Dr Carolina Meyer | Lecturer | Tax Law | University of Pretoria | mail me |
Addressing merger law gaps is essential for aligning tax and company legislation, fostering business efficiency, and encouraging investment. South Africa can promote future investment and encourage corporate growth by addressing discrepancies in laws governing mergers and amalgamations.
Section 44 of the Income Tax Act governs merger and amalgamation transactions from a tax perspective. It provides tax rollover relief if certain requirements are met. The Companies Act governs mergers and amalgamations under sections 113, 115, and 116. However, these two Acts are inconsistent in certain aspects.
Complete alignment between the two Acts regarding merger transactions would be impractical, as each serves a different purpose. However, addressing some discrepancies would promote ease of doing business and positively impact South Africa’s investment prospects.
Addressing merger law gaps
Both Acts allow merger transactions, or transactions with similar effects, to be executed using alternative mechanisms. These mechanisms bypass specific merger or amalgamation provisions described in the two Acts.
For example, the Companies Act allows mergers through more established fundamental transactions, such as a scheme of arrangement. This scheme has different requirements compared to those of a statutory merger.
From a tax perspective, amalgamation transactions can be actioned under an asset-for-share transaction in section 42 of the Income Tax Act. Alternatively, parties may rely on tax rollover relief provided by intra-group transactions under section 45 or liquidation distribution transactions under section 47. Each of these alternative mechanisms has its own requirements and anti-avoidance provisions. These mechanisms are more flexible for mergers but also involve additional complexities.
Due to uncertainties within the specific merger provisions of each Act, practitioners often prefer applying alternative sections. These alternatives achieve the effect of a merger transaction but may impose additional requirements. They also increase the administrative burden of executing mergers. While alternative tax relief provisions are more flexible, they may include more stringent anti-avoidance rules.

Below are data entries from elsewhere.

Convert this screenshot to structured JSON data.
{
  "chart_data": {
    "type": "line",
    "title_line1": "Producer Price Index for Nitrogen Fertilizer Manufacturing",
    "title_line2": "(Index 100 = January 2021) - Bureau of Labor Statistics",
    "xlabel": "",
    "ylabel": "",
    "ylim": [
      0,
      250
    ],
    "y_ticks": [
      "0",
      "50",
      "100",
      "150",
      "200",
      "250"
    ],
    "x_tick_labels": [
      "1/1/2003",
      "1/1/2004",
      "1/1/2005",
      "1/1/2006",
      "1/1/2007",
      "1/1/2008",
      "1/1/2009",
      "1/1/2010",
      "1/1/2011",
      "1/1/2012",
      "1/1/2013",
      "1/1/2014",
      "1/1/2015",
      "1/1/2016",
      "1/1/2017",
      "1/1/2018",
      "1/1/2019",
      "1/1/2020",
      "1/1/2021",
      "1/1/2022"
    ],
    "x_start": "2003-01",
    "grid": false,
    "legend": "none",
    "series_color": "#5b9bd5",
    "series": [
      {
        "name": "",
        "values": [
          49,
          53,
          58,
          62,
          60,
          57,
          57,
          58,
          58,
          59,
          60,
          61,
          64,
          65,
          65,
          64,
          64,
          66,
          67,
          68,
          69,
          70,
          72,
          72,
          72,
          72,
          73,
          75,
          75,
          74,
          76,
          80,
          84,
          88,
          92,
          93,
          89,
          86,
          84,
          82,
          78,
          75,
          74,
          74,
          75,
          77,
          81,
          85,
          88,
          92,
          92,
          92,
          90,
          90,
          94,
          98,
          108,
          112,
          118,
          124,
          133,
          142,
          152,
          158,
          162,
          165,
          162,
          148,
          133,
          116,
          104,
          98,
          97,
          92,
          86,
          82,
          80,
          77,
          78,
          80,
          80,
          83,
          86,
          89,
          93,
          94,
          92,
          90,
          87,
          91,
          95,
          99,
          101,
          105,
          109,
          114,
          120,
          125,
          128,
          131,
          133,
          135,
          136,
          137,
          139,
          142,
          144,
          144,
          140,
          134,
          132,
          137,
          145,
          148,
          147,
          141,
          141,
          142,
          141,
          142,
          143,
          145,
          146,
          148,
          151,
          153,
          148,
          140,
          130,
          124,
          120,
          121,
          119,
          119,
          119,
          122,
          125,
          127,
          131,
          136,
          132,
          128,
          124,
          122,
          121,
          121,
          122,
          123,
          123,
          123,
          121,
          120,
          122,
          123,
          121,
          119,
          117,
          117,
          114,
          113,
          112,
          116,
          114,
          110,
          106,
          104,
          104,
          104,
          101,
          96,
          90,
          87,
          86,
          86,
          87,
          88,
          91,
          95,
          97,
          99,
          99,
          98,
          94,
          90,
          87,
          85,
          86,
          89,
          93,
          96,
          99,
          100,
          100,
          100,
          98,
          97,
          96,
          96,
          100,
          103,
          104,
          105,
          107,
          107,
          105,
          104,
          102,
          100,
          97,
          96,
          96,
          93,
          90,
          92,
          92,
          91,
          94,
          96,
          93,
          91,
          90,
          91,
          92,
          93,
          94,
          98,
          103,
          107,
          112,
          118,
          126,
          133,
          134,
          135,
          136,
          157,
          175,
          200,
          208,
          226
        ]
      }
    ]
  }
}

The inconsistencies between the Income Tax Act and Companies Act create uncertainty in applying and reconciling their provisions. As a result, the merger and amalgamation provisions under these Acts are unpopular. They are rarely used as the principal mechanisms for implementing mergers.
Merger law gaps holds businesses back
In my thesis, I identify discrepancies between these two Acts. For instance, the Companies Act requires that all assets and liabilities must transfer under a merger transaction without exceptions.

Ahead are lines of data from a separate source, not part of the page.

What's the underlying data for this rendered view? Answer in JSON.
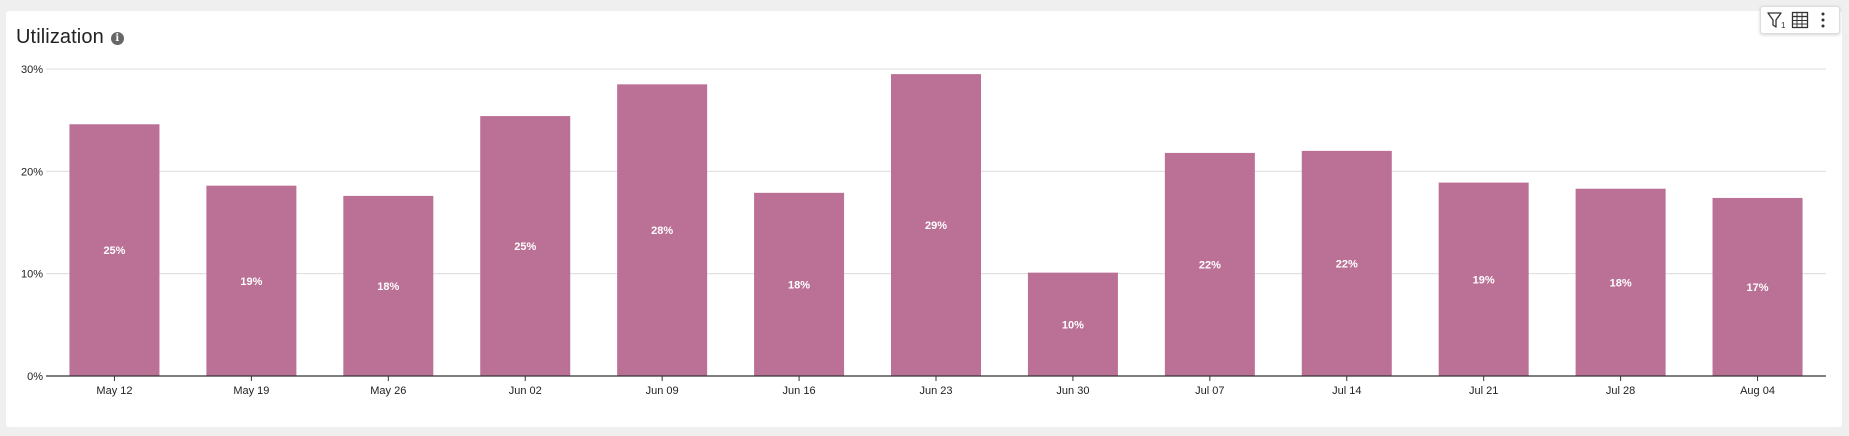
{
  "panel": {
    "title": "Utilization",
    "info_icon": "info-icon",
    "toolbar": {
      "filter_icon": "filter-icon",
      "filter_count": "1",
      "table_icon": "table-icon",
      "more_icon": "more-vertical-icon"
    }
  },
  "colors": {
    "bar": "#bb7096",
    "grid": "#dcdcdc",
    "axis": "#333333",
    "label": "#222222",
    "bar_label": "#ffffff"
  },
  "chart_data": {
    "type": "bar",
    "title": "Utilization",
    "categories": [
      "May 12",
      "May 19",
      "May 26",
      "Jun 02",
      "Jun 09",
      "Jun 16",
      "Jun 23",
      "Jun 30",
      "Jul 07",
      "Jul 14",
      "Jul 21",
      "Jul 28",
      "Aug 04"
    ],
    "values": [
      24.6,
      18.6,
      17.6,
      25.4,
      28.5,
      17.9,
      29.5,
      10.1,
      21.8,
      22.0,
      18.9,
      18.3,
      17.4
    ],
    "data_labels": [
      "25%",
      "19%",
      "18%",
      "25%",
      "28%",
      "18%",
      "29%",
      "10%",
      "22%",
      "22%",
      "19%",
      "18%",
      "17%"
    ],
    "ylim": [
      0,
      30
    ],
    "yticks": [
      0,
      10,
      20,
      30
    ],
    "ytick_labels": [
      "0%",
      "10%",
      "20%",
      "30%"
    ],
    "grid": true,
    "legend": "none"
  }
}
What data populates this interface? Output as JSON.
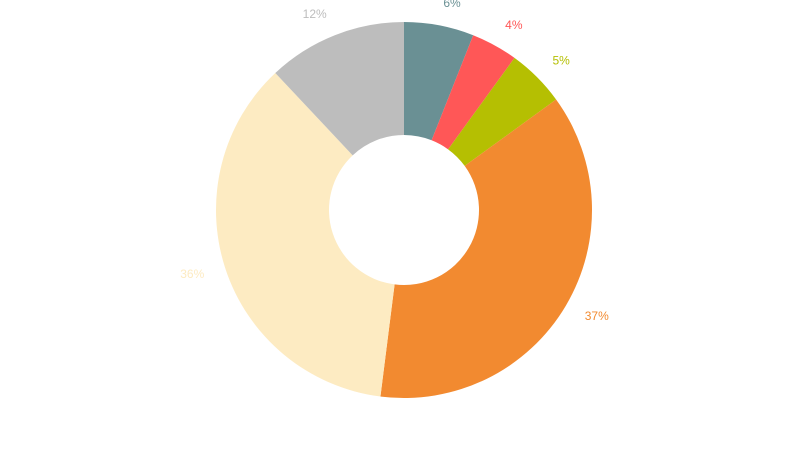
{
  "chart_data": {
    "type": "pie",
    "variant": "donut",
    "title": "",
    "slices": [
      {
        "value": 6,
        "label": "6%",
        "color": "#6a9094"
      },
      {
        "value": 4,
        "label": "4%",
        "color": "#ff5757"
      },
      {
        "value": 5,
        "label": "5%",
        "color": "#b5bf02"
      },
      {
        "value": 37,
        "label": "37%",
        "color": "#f28a30"
      },
      {
        "value": 36,
        "label": "36%",
        "color": "#fdebc2"
      },
      {
        "value": 12,
        "label": "12%",
        "color": "#bdbdbd"
      }
    ]
  }
}
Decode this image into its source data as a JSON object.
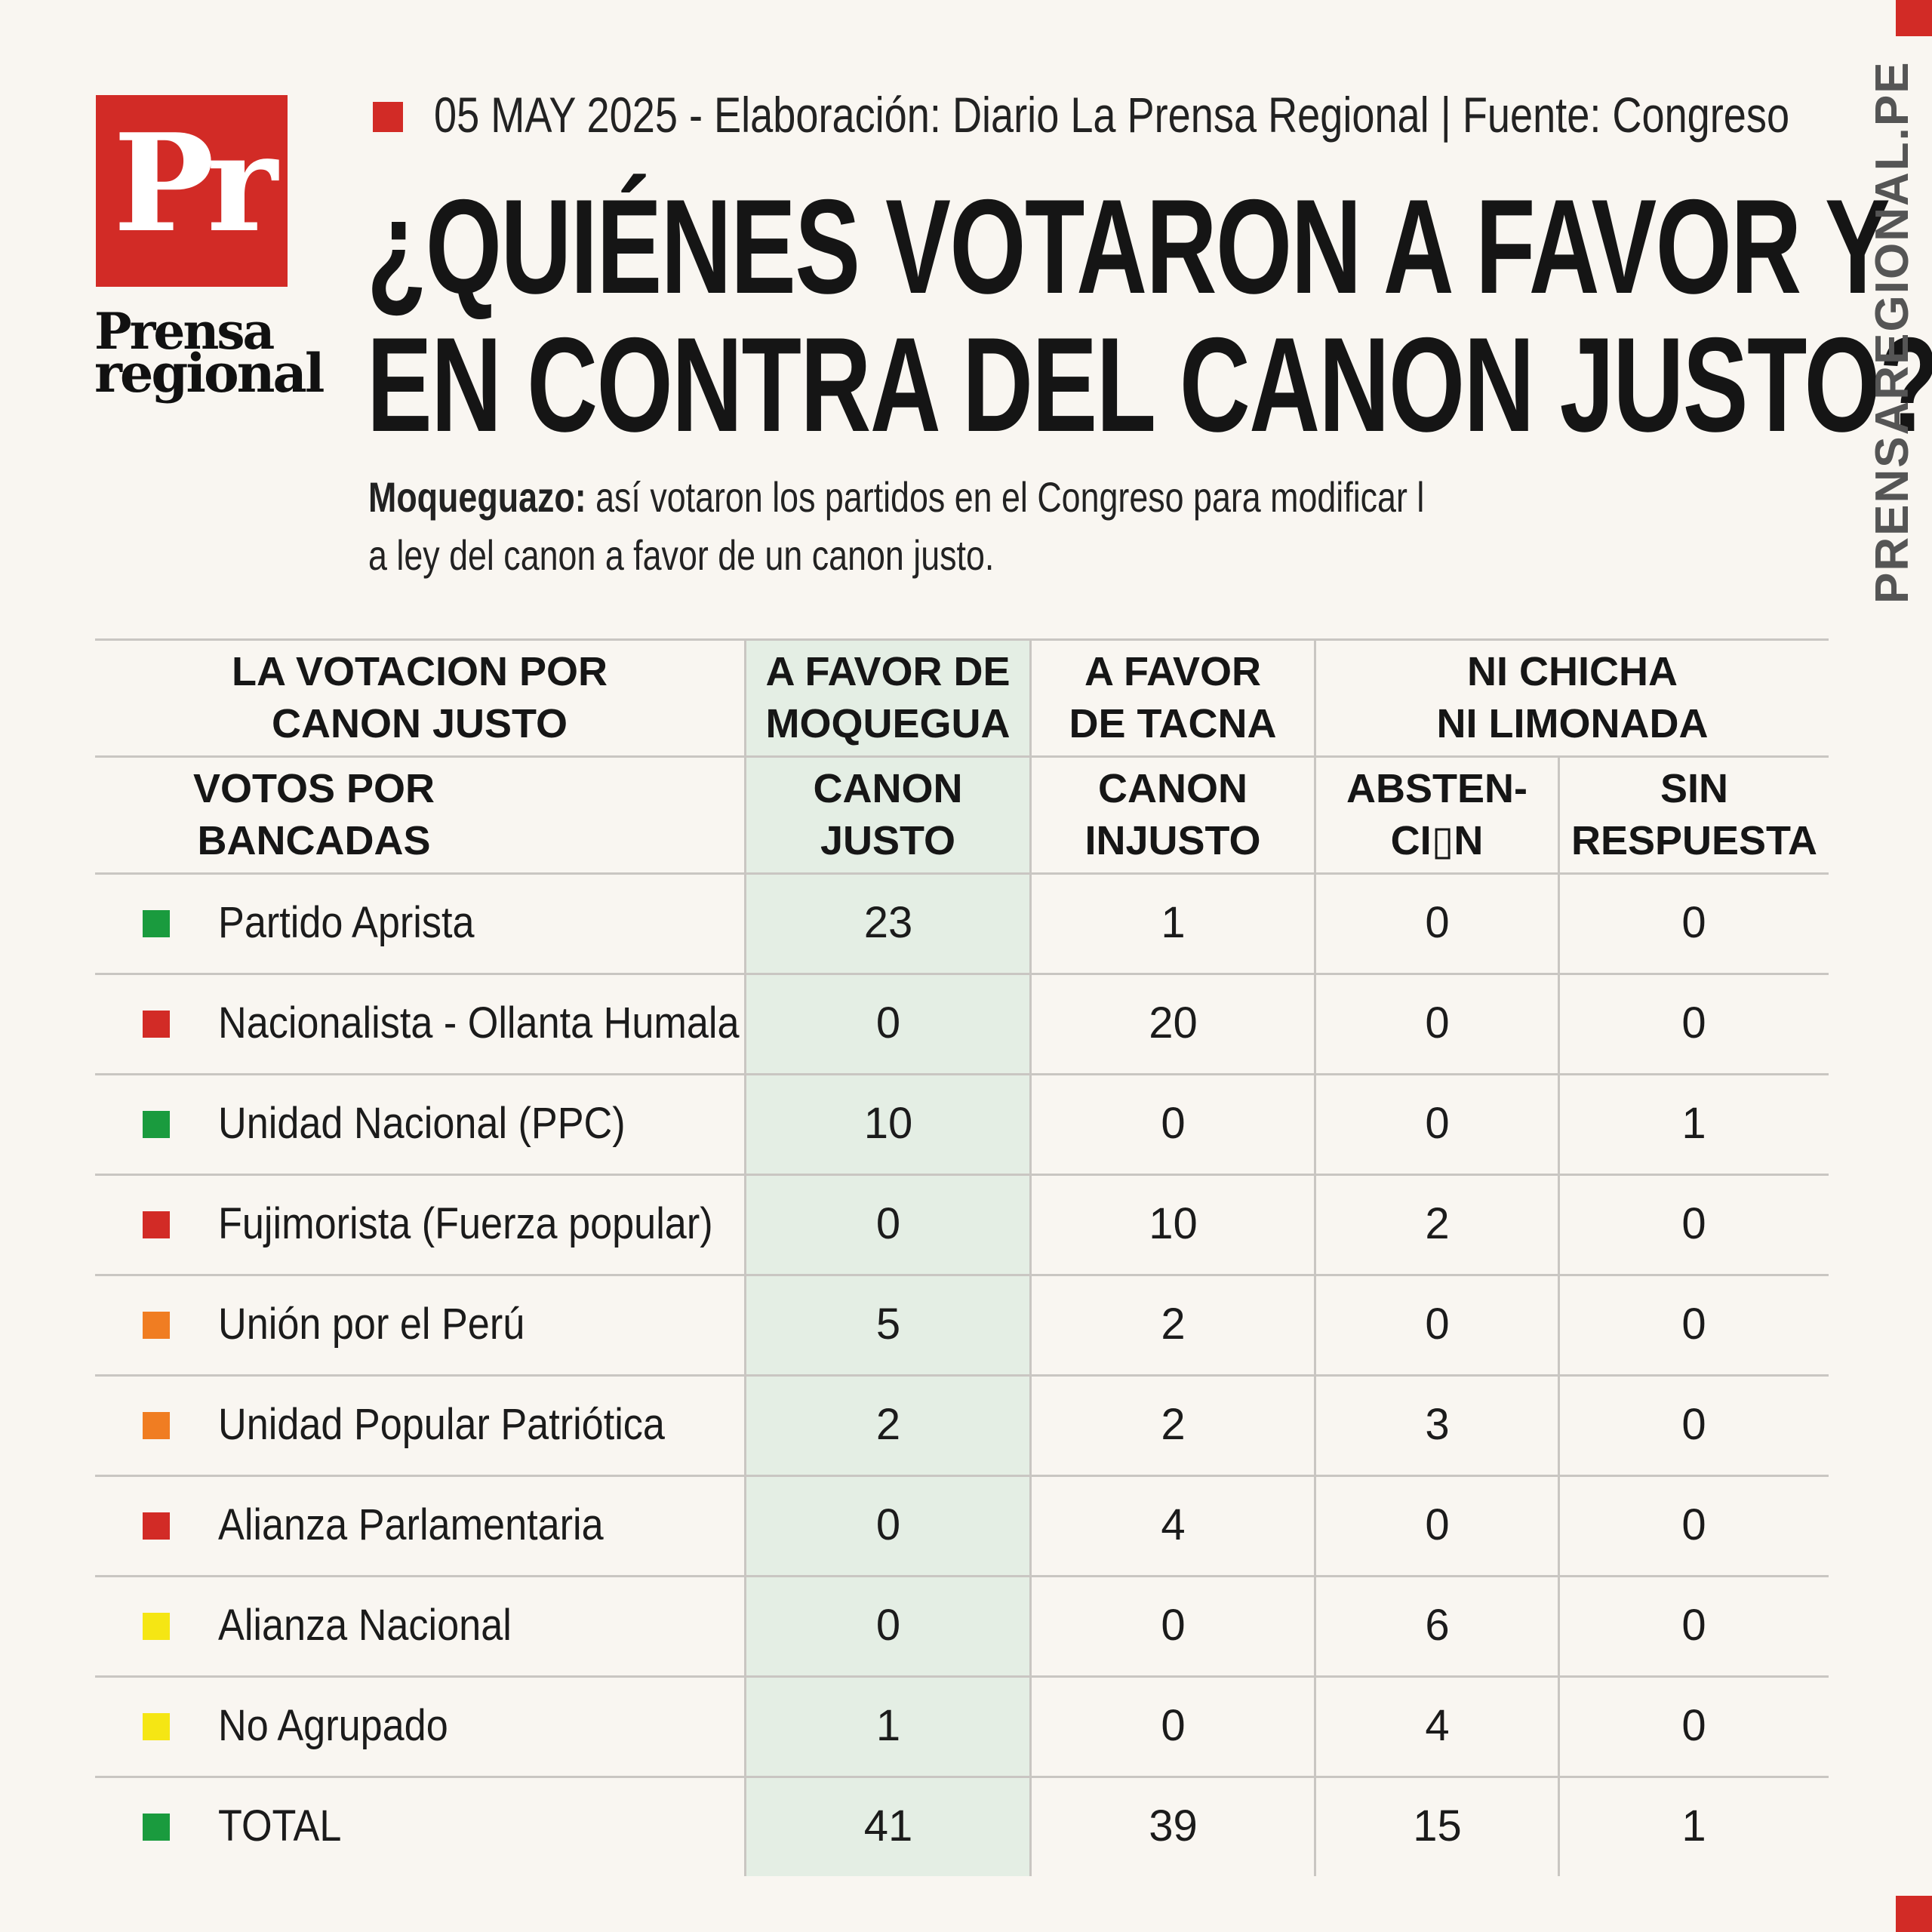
{
  "brand": {
    "logo_mark": "Pr",
    "logo_word_1": "Prensa",
    "logo_word_2": "regional",
    "website_vertical": "PRENSAREGIONAL.PE",
    "accent_color": "#d22b26"
  },
  "meta_line": "05 MAY 2025 -  Elaboración: Diario La Prensa Regional | Fuente: Congreso",
  "title": {
    "line1": "¿QUIÉNES VOTARON A FAVOR Y",
    "line2": "EN CONTRA DEL CANON JUSTO?"
  },
  "subtitle": {
    "lead": "Moqueguazo:",
    "line1_rest": " así votaron los partidos en el Congreso para modificar l",
    "line2": "a ley del canon a favor de un canon justo."
  },
  "table": {
    "group_headers": {
      "label_col": [
        "LA VOTACION POR",
        "CANON JUSTO"
      ],
      "moquegua": [
        "A FAVOR DE",
        "MOQUEGUA"
      ],
      "tacna": [
        "A FAVOR",
        "DE TACNA"
      ],
      "neutral": [
        "NI CHICHA",
        "NI LIMONADA"
      ]
    },
    "sub_headers": {
      "label_col": [
        "VOTOS POR",
        "BANCADAS"
      ],
      "canon_justo": [
        "CANON",
        "JUSTO"
      ],
      "canon_injusto": [
        "CANON",
        "INJUSTO"
      ],
      "abstencion": [
        "ABSTEN-",
        "CI▯N"
      ],
      "sin_respuesta": [
        "SIN",
        "RESPUESTA"
      ]
    },
    "highlight_color": "#e4eee4",
    "rows": [
      {
        "party": "Partido Aprista",
        "color": "#1a9b3e",
        "justo": "23",
        "injusto": "1",
        "abstencion": "0",
        "sin_respuesta": "0"
      },
      {
        "party": "Nacionalista - Ollanta Humala",
        "color": "#d22b26",
        "justo": "0",
        "injusto": "20",
        "abstencion": "0",
        "sin_respuesta": "0"
      },
      {
        "party": "Unidad Nacional (PPC)",
        "color": "#1a9b3e",
        "justo": "10",
        "injusto": "0",
        "abstencion": "0",
        "sin_respuesta": "1"
      },
      {
        "party": "Fujimorista (Fuerza popular)",
        "color": "#d22b26",
        "justo": "0",
        "injusto": "10",
        "abstencion": "2",
        "sin_respuesta": "0"
      },
      {
        "party": "Unión por el Perú",
        "color": "#f07d22",
        "justo": "5",
        "injusto": "2",
        "abstencion": "0",
        "sin_respuesta": "0"
      },
      {
        "party": "Unidad Popular Patriótica",
        "color": "#f07d22",
        "justo": "2",
        "injusto": "2",
        "abstencion": "3",
        "sin_respuesta": "0"
      },
      {
        "party": "Alianza Parlamentaria",
        "color": "#d22b26",
        "justo": "0",
        "injusto": "4",
        "abstencion": "0",
        "sin_respuesta": "0"
      },
      {
        "party": "Alianza Nacional",
        "color": "#f5e614",
        "justo": "0",
        "injusto": "0",
        "abstencion": "6",
        "sin_respuesta": "0"
      },
      {
        "party": "No Agrupado",
        "color": "#f5e614",
        "justo": "1",
        "injusto": "0",
        "abstencion": "4",
        "sin_respuesta": "0"
      },
      {
        "party": "TOTAL",
        "color": "#1a9b3e",
        "justo": "41",
        "injusto": "39",
        "abstencion": "15",
        "sin_respuesta": "1"
      }
    ]
  }
}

Additionally, section 116(7)(b) mandates that no obligations may be excluded from the transfer contractually. However, the Income Tax Act allows certain assets to be retained to settle debt under its “amalgamation transaction” definition.

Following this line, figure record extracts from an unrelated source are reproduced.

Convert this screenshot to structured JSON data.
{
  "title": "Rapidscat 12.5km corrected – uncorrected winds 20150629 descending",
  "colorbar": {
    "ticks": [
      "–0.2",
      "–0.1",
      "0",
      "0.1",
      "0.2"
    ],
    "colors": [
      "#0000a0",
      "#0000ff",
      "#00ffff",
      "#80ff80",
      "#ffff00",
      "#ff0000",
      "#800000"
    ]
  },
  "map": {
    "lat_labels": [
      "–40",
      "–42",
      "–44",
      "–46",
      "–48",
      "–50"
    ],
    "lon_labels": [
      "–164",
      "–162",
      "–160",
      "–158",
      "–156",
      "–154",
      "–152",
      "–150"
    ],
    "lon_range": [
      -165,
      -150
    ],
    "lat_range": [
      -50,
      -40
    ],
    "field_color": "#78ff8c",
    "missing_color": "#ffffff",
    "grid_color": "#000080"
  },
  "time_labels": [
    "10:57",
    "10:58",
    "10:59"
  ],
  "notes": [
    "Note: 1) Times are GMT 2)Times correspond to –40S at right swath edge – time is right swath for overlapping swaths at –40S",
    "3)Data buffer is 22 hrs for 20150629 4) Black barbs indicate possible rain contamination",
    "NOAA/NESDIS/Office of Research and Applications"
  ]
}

If a merger is executed under the Companies Act, retaining assets to settle debt is ineffective. This is because, by law, all obligations of the amalgamated company become obligations of the resultant company. However, retaining assets under the Income Tax Act would exclude the transaction from section 116(7) of the Companies Act. Consequently, the transaction would fail to meet the “amalgamation or merger” definition in section 113 of the Companies Act.
Legislative amendments needed for clarity
Some of my recommendations include legislative amendments to address these inconsistencies. Amending current legislation would reduce uncertainty and improve clarity for merger transactions.
For example, the Income Tax Act should specify that assets withheld under section 44 would exempt the transaction from section 116 of the Companies Act. If section 116 does not apply, there would be no statutory merger by law. Asset transfers in such cases would need to occur manually, increasing costs.
I also recommend introducing new concepts, such as a short-form merger, in the Companies Act. This concept is missing in the Act and has no specific tax deferral provision in the Income Tax Act.
A short-form merger involves fewer procedural steps than a statutory merger. It typically occurs between sister companies or between a subsidiary and its holding company. This addition would modernize South Africa’s company law, offering companies a cost-effective restructuring mechanism. It would allow them to improve operational efficiency and reorganize group structures at a lower cost.
Promoting investment through legislative reforms
Corporate taxation is crucial in ease-of-doing-business scores. However, more attention is often given to the corporate tax rate than to existing tax policy.
By reviewing and amending tax and company laws to remove contradictions, South Africa can reduce red tape. This will support essential business activities, enabling companies to operate more efficiently and quickly. Simplifying legislation also improves South Africa’s attractiveness as an investment destination.